Crucially your assessors will be looking for evidence of:
- Logical arguments and strong communication skills
- Confidence/strength of character
- Commercial awareness
As such, it is very important that:
- You are not overbearing and don't interrupt others.
- You are clear, concise and confident.
- You are consistently positive in your approach and don't criticise or moan.
- You include others and make sure everybody in the group has an equal opportunity to speak.
- You make your points and if criticised, are prepared to stand up for yourself and diplomatically argue why your opinions are valid.
- You do not sit quietly while other candidates make their points without making your own.
- The group reaches a conclusion in the time allocated.
Finding a way to stand out from the others is not easy - but represents the key to success.
How to be a top performer in a group exercise
Be inclusive and self-assess yourself about halfway through the interview. You need to contribute, since otherwise interviewers will not be able to assess you. If you know that you are prone to being quiet - or quite dominant in a group - you may need to moderate your communication so that you include yourself and other people.
Make sure that you follow the instructions that are given to you at the start of the exercise - ensure that you link information back to the brief that you are given. Try and prioritise, and watch the time (but also make sure that you are accurate). It may be sensible not to use other people's names during the exercise unless you are 100% sure that you are correct.
Try to show your understanding of the firm’s services by relating these to the project (if possible). Do not make it obvious but try to "work the room", involving everyone and motivating other people.

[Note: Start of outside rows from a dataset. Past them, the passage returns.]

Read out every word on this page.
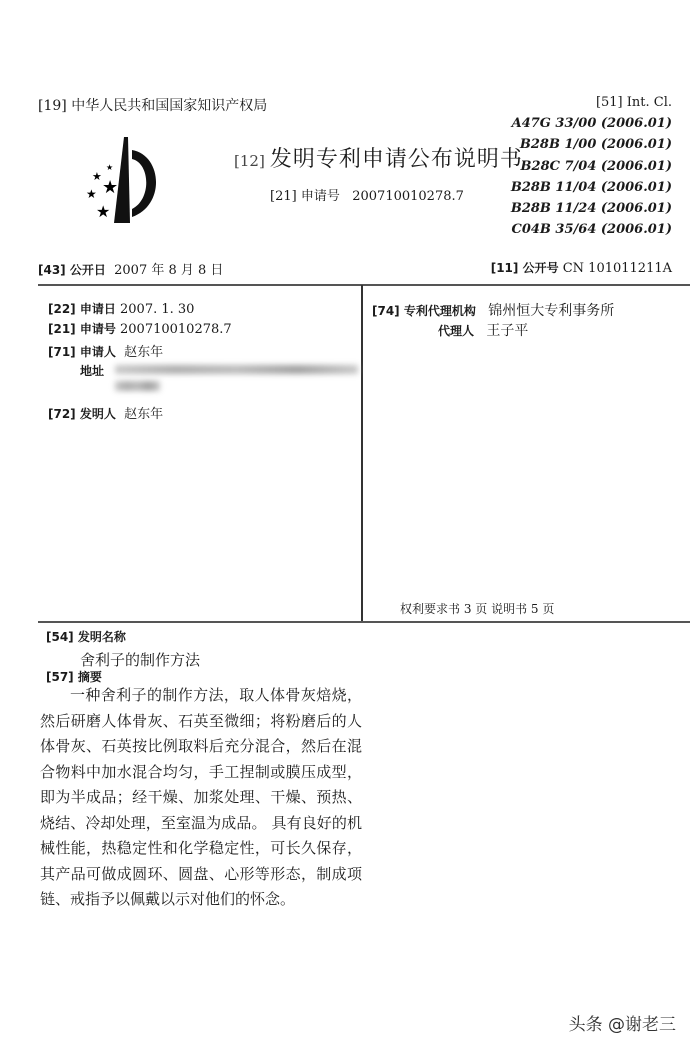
[19] 中华人民共和国国家知识产权局
★
★
★
★
★
[12] 发明专利申请公布说明书
[21] 申请号 200710010278.7
[51] Int. Cl.
A47G 33/00 (2006.01)
B28B 1/00 (2006.01)
B28C 7/04 (2006.01)
B28B 11/04 (2006.01)
B28B 11/24 (2006.01)
C04B 35/64 (2006.01)
[43] 公开日 2007 年 8 月 8 日	[11] 公开号 CN 101011211A
[22] 申请日 2007. 1. 30
[21] 申请号 200710010278.7
[71] 申请人 赵东年
地址
[72] 发明人 赵东年
[74] 专利代理机构 锦州恒大专利事务所
代理人 王子平
权利要求书 3 页 说明书 5 页
[54] 发明名称
舍利子的制作方法
[57] 摘要
一种舍利子的制作方法，取人体骨灰焙烧，然后研磨人体骨灰、石英至微细；将粉磨后的人体骨灰、石英按比例取料后充分混合，然后在混合物料中加水混合均匀，手工捏制或膜压成型，即为半成品；经干燥、加浆处理、干燥、预热、烧结、冷却处理，至室温为成品。 具有良好的机械性能，热稳定性和化学稳定性，可长久保存，其产品可做成圆环、圆盘、心形等形态，制成项链、戒指予以佩戴以示对他们的怀念。
头条 @谢老三
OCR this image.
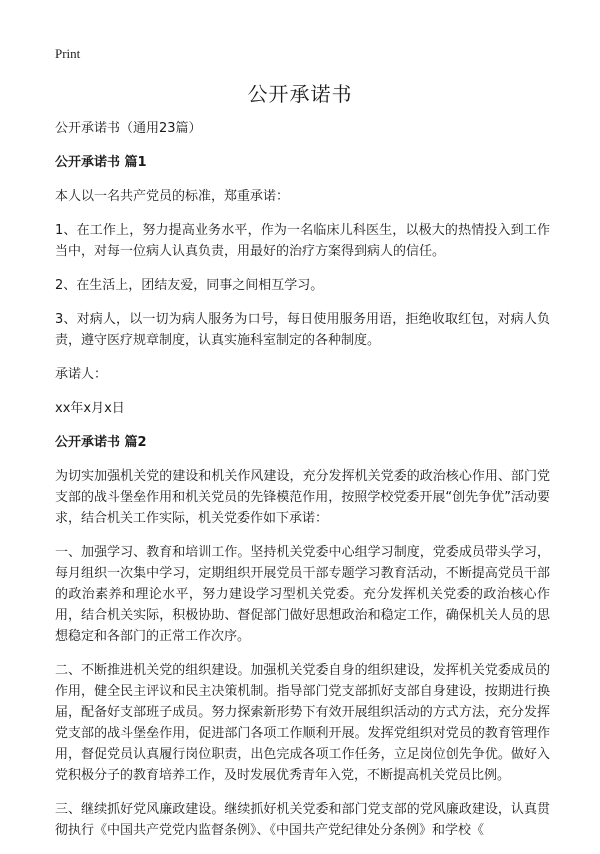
Print
公开承诺书

公开承诺书（通用23篇）

公开承诺书 篇1

本人以一名共产党员的标准，郑重承诺：

1、在工作上，努力提高业务水平，作为一名临床儿科医生，以极大的热情投入到工作当中，对每一位病人认真负责，用最好的治疗方案得到病人的信任。

2、在生活上，团结友爱，同事之间相互学习。

3、对病人，以一切为病人服务为口号，每日使用服务用语，拒绝收取红包，对病人负责，遵守医疗规章制度，认真实施科室制定的各种制度。

承诺人：

xx年x月x日

公开承诺书 篇2

为切实加强机关党的建设和机关作风建设，充分发挥机关党委的政治核心作用、部门党支部的战斗堡垒作用和机关党员的先锋模范作用，按照学校党委开展“创先争优”活动要求，结合机关工作实际，机关党委作如下承诺：

一、加强学习、教育和培训工作。坚持机关党委中心组学习制度，党委成员带头学习，每月组织一次集中学习，定期组织开展党员干部专题学习教育活动，不断提高党员干部的政治素养和理论水平，努力建设学习型机关党委。充分发挥机关党委的政治核心作用，结合机关实际，积极协助、督促部门做好思想政治和稳定工作，确保机关人员的思想稳定和各部门的正常工作次序。

二、不断推进机关党的组织建设。加强机关党委自身的组织建设，发挥机关党委成员的作用，健全民主评议和民主决策机制。指导部门党支部抓好支部自身建设，按期进行换届，配备好支部班子成员。努力探索新形势下有效开展组织活动的方式方法，充分发挥党支部的战斗堡垒作用，促进部门各项工作顺利开展。发挥党组织对党员的教育管理作用，督促党员认真履行岗位职责，出色完成各项工作任务，立足岗位创先争优。做好入党积极分子的教育培养工作，及时发展优秀青年入党，不断提高机关党员比例。

三、继续抓好党风廉政建设。继续抓好机关党委和部门党支部的党风廉政建设，认真贯彻执行《中国共产党党内监督条例》、《中国共产党纪律处分条例》和学校《
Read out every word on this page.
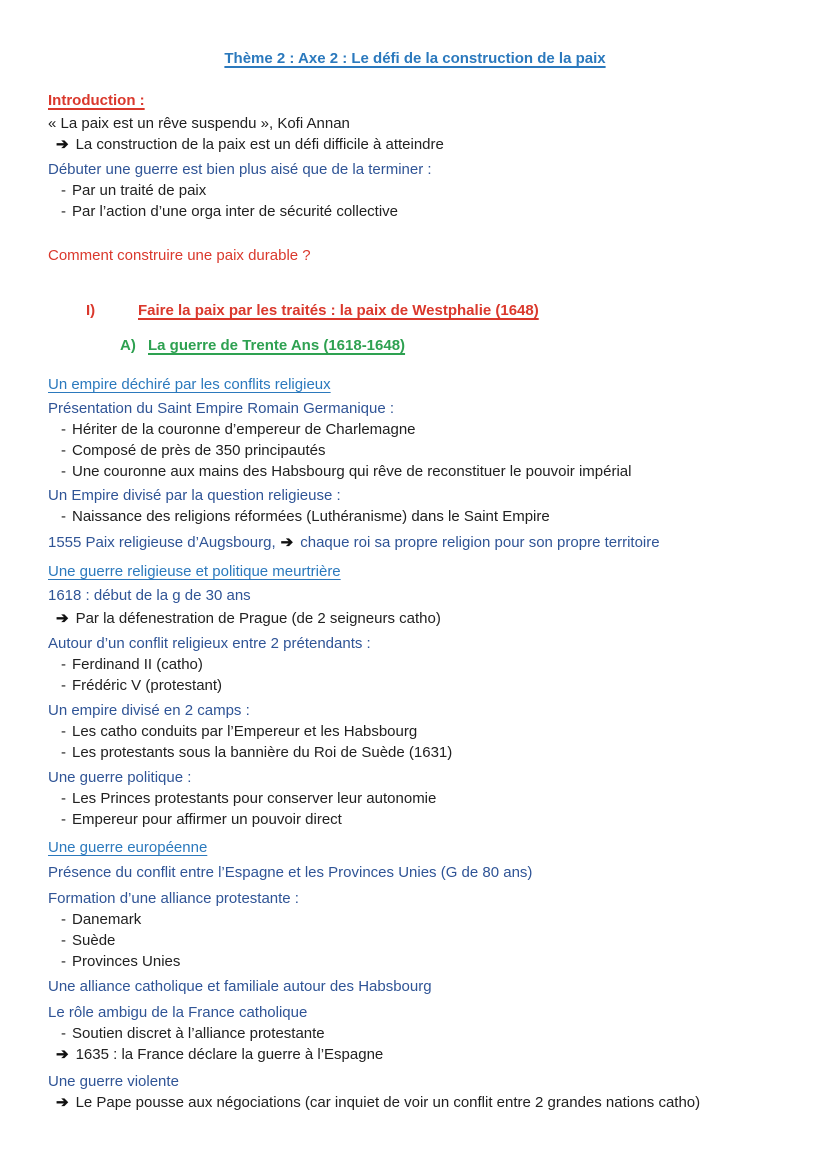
Thème 2 : Axe 2 : Le défi de la construction de la paix
Introduction :
« La paix est un rêve suspendu », Kofi Annan
➔ La construction de la paix est un défi difficile à atteindre
Débuter une guerre est bien plus aisé que de la terminer :
- Par un traité de paix
- Par l’action d’une orga inter de sécurité collective
Comment construire une paix durable ?
I)	Faire la paix par les traités : la paix de Westphalie (1648)
A) La guerre de Trente Ans (1618-1648)
Un empire déchiré par les conflits religieux
Présentation du Saint Empire Romain Germanique :
- Hériter de la couronne d’empereur de Charlemagne
- Composé de près de 350 principautés
- Une couronne aux mains des Habsbourg qui rêve de reconstituer le pouvoir impérial
Un Empire divisé par la question religieuse :
- Naissance des religions réformées (Luthéranisme) dans le Saint Empire
1555 Paix religieuse d’Augsbourg, ➔ chaque roi sa propre religion pour son propre territoire
Une guerre religieuse et politique meurtrière
1618 : début de la g de 30 ans
➔ Par la défenestration de Prague (de 2 seigneurs catho)
Autour d’un conflit religieux entre 2 prétendants :
- Ferdinand II (catho)
- Frédéric V (protestant)
Un empire divisé en 2 camps :
- Les catho conduits par l’Empereur et les Habsbourg
- Les protestants sous la bannière du Roi de Suède (1631)
Une guerre politique :
- Les Princes protestants pour conserver leur autonomie
- Empereur pour affirmer un pouvoir direct
Une guerre européenne
Présence du conflit entre l’Espagne et les Provinces Unies (G de 80 ans)
Formation d’une alliance protestante :
- Danemark
- Suède
- Provinces Unies
Une alliance catholique et familiale autour des Habsbourg
Le rôle ambigu de la France catholique
- Soutien discret à l’alliance protestante
➔ 1635 : la France déclare la guerre à l’Espagne
Une guerre violente
➔ Le Pape pousse aux négociations (car inquiet de voir un conflit entre 2 grandes nations catho)
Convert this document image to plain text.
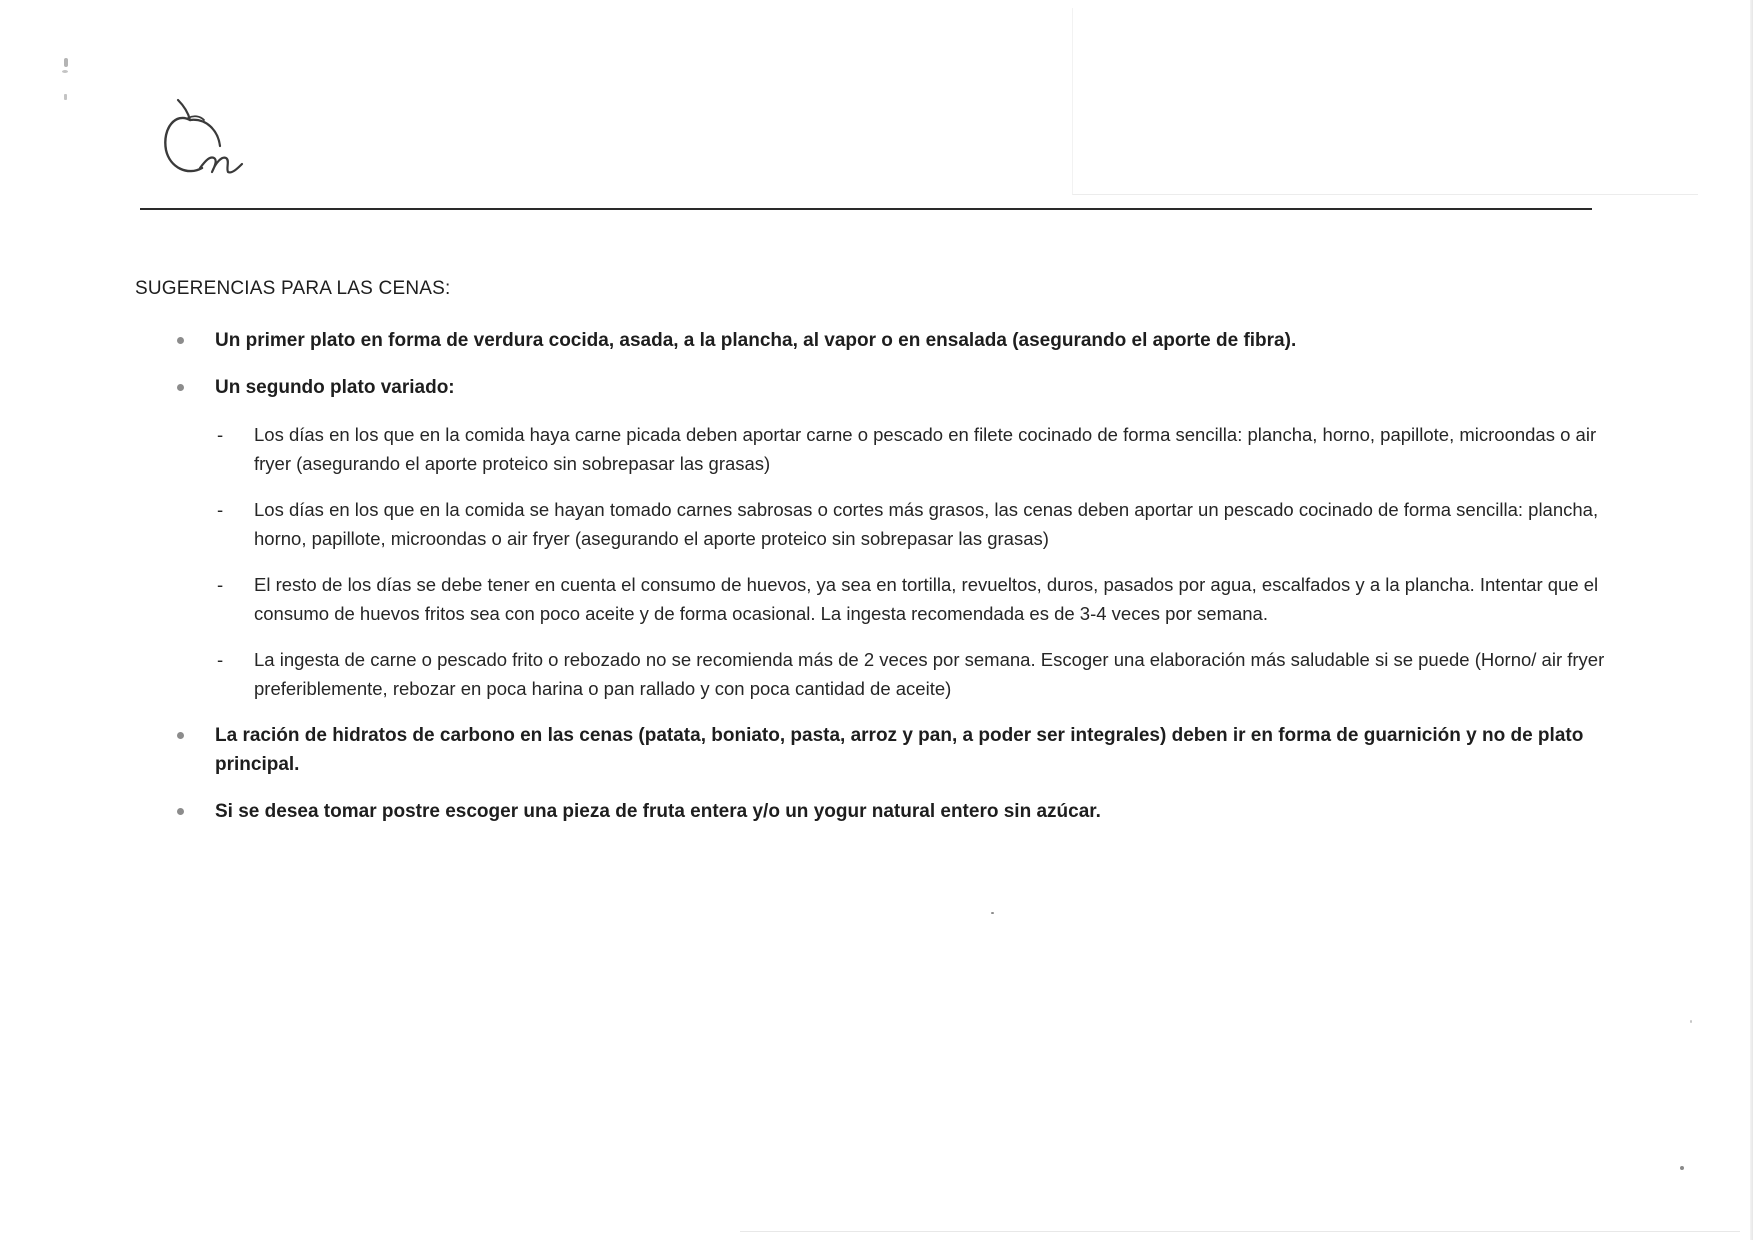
SUGERENCIAS PARA LAS CENAS:
Un primer plato en forma de verdura cocida, asada, a la plancha, al vapor o en ensalada (asegurando el aporte de fibra).
Un segundo plato variado:
- Los días en los que en la comida haya carne picada deben aportar carne o pescado en filete cocinado de forma sencilla: plancha, horno, papillote, microondas o air fryer (asegurando el aporte proteico sin sobrepasar las grasas)
- Los días en los que en la comida se hayan tomado carnes sabrosas o cortes más grasos, las cenas deben aportar un pescado cocinado de forma sencilla: plancha, horno, papillote, microondas o air fryer (asegurando el aporte proteico sin sobrepasar las grasas)
- El resto de los días se debe tener en cuenta el consumo de huevos, ya sea en tortilla, revueltos, duros, pasados por agua, escalfados y a la plancha. Intentar que el consumo de huevos fritos sea con poco aceite y de forma ocasional. La ingesta recomendada es de 3-4 veces por semana.
- La ingesta de carne o pescado frito o rebozado no se recomienda más de 2 veces por semana. Escoger una elaboración más saludable si se puede (Horno/ air fryer preferiblemente, rebozar en poca harina o pan rallado y con poca cantidad de aceite)
La ración de hidratos de carbono en las cenas (patata, boniato, pasta, arroz y pan, a poder ser integrales) deben ir en forma de guarnición y no de plato principal.
Si se desea tomar postre escoger una pieza de fruta entera y/o un yogur natural entero sin azúcar.
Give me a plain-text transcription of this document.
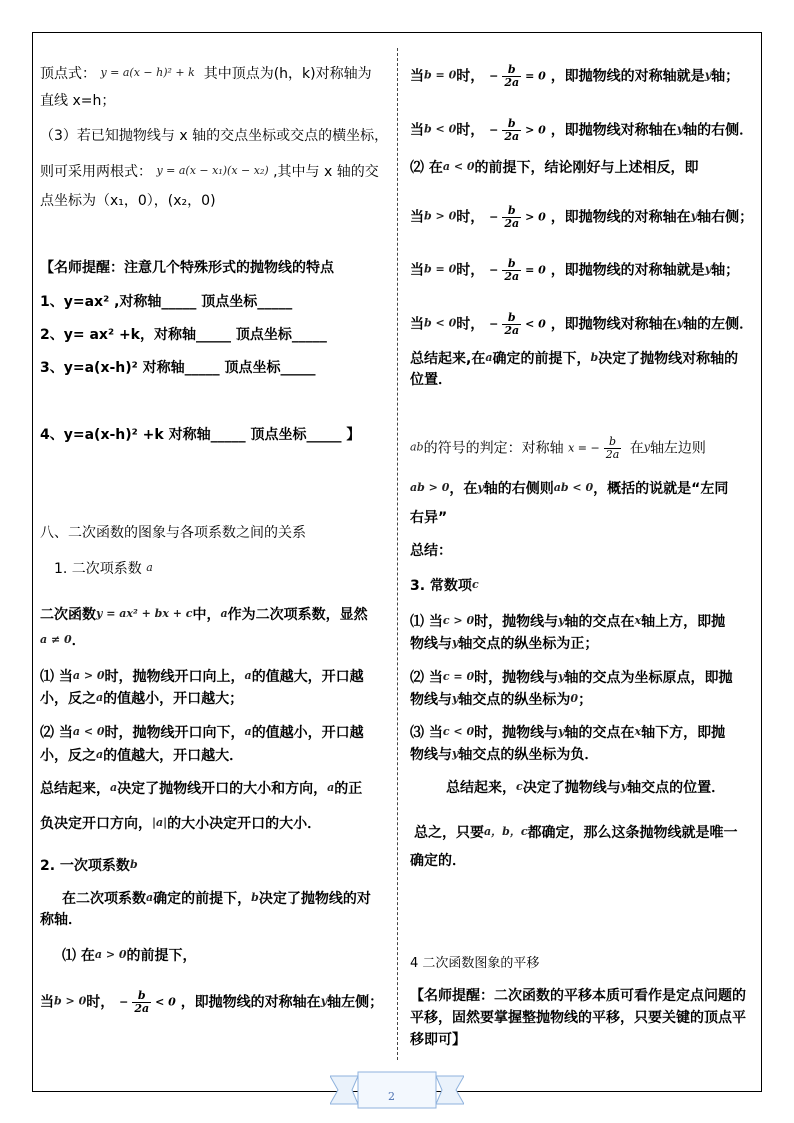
顶点式： y = a(x − h)² + k 其中顶点为(h，k)对称轴为
直线 x=h；
（3）若已知抛物线与 x 轴的交点坐标或交点的横坐标，
则可采用两根式： y = a(x − x₁)(x − x₂) ,其中与 x 轴的交
点坐标为（x₁，0），(x₂，0)
【名师提醒：注意几个特殊形式的抛物线的特点
1、y=ax² ,对称轴_____ 顶点坐标_____
2、y= ax² +k，对称轴_____ 顶点坐标_____
3、y=a(x-h)² 对称轴_____ 顶点坐标_____
4、y=a(x-h)² +k 对称轴_____ 顶点坐标_____ 】
八、二次函数的图象与各项系数之间的关系
1. 二次项系数 a
二次函数y = ax² + bx + c中，a作为二次项系数，显然
a ≠ 0．
⑴ 当a > 0时，抛物线开口向上，a的值越大，开口越
小，反之a的值越小，开口越大；
⑵ 当a < 0时，抛物线开口向下，a的值越小，开口越
小，反之a的值越大，开口越大．
总结起来，a决定了抛物线开口的大小和方向，a的正
负决定开口方向，|a|的大小决定开口的大小．
2. 一次项系数b
在二次项系数a确定的前提下，b决定了抛物线的对
称轴．
⑴ 在a > 0的前提下，
当b > 0时， − $\frac{b}{2a} < 0$ ，即抛物线的对称轴在y轴左侧；
当b = 0时， − $\frac{b}{2a} = 0$ ，即抛物线的对称轴就是y轴；
当b < 0时， − $\frac{b}{2a} > 0$ ，即抛物线对称轴在y轴的右侧．
⑵ 在a < 0的前提下，结论刚好与上述相反，即
当b > 0时， − $\frac{b}{2a} > 0$ ，即抛物线的对称轴在y轴右侧；
当b = 0时， − $\frac{b}{2a} = 0$ ，即抛物线的对称轴就是y轴；
当b < 0时， − $\frac{b}{2a} < 0$ ，即抛物线对称轴在y轴的左侧．
总结起来,在a确定的前提下，b决定了抛物线对称轴的
位置．
ab的符号的判定：对称轴 x = − $\frac{b}{2a}$ 在y轴左边则
ab > 0，在y轴的右侧则ab < 0，概括的说就是“左同
右异”
总结：
3. 常数项c
⑴ 当c > 0时，抛物线与y轴的交点在x轴上方，即抛
物线与y轴交点的纵坐标为正；
⑵ 当c = 0时，抛物线与y轴的交点为坐标原点，即抛
物线与y轴交点的纵坐标为0；
⑶ 当c < 0时，抛物线与y轴的交点在x轴下方，即抛
物线与y轴交点的纵坐标为负．
总结起来，c决定了抛物线与y轴交点的位置．
总之，只要a，b，c都确定，那么这条抛物线就是唯一
确定的．
4 二次函数图象的平移
【名师提醒：二次函数的平移本质可看作是定点问题的
平移，固然要掌握整抛物线的平移，只要关键的顶点平
移即可】
2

If available, use the whiteboard and try to establish a lead role early on. Bring other people into the discussion by passing ideas around, stay focused on the objective and make it known that you are aware of the amount of time left and that there is a deadline. If you can, try to dictate the pace of the discussion in your favour, be confident and enthusiastic, and think carefully about your ideas before you voice them.
Tip: One of the surest ways to improve performance on the day is to get very familiar with how group exercises are structured. Your competency will get better and you'll feel less anxious in the real situation. You can practice for your assessment centre using providers such as JobTestPrep and Assessment Day.
Different types of group exercise
Group exercises can take several different forms. Here we cover three of the most common:
Case study exercise
You'll be given a brief, based on a realistic business scenario, with certain challenges to overcome. Different members of the group may be told to act in a particular way, or represent a particular department, as part of their brief. The aim is for the group to reach a satisfactory conclusion that the majority of the participants are happy with. See this article for more details on how to approach a case study.
If the company you are applying to is especially interested in the leadership qualities of its candidates, you may be asked to take it in turns to chair a roleplay meeting or lead a discussion group. The key here is not to be too overbearing: you need to recognise the strong points of others in the team and delegate appropriately. Choose the best person for each task, and monitor rather than trying to get involved in everything.
This more informal task is self-explanatory: participants sit together and discuss specific topics, often news-based. As such, it's always a good idea to read the regular news and financial news before the assessment centre. Be sure to listen carefully to what others say and make insightful replies. Don't be critical of others' opinions.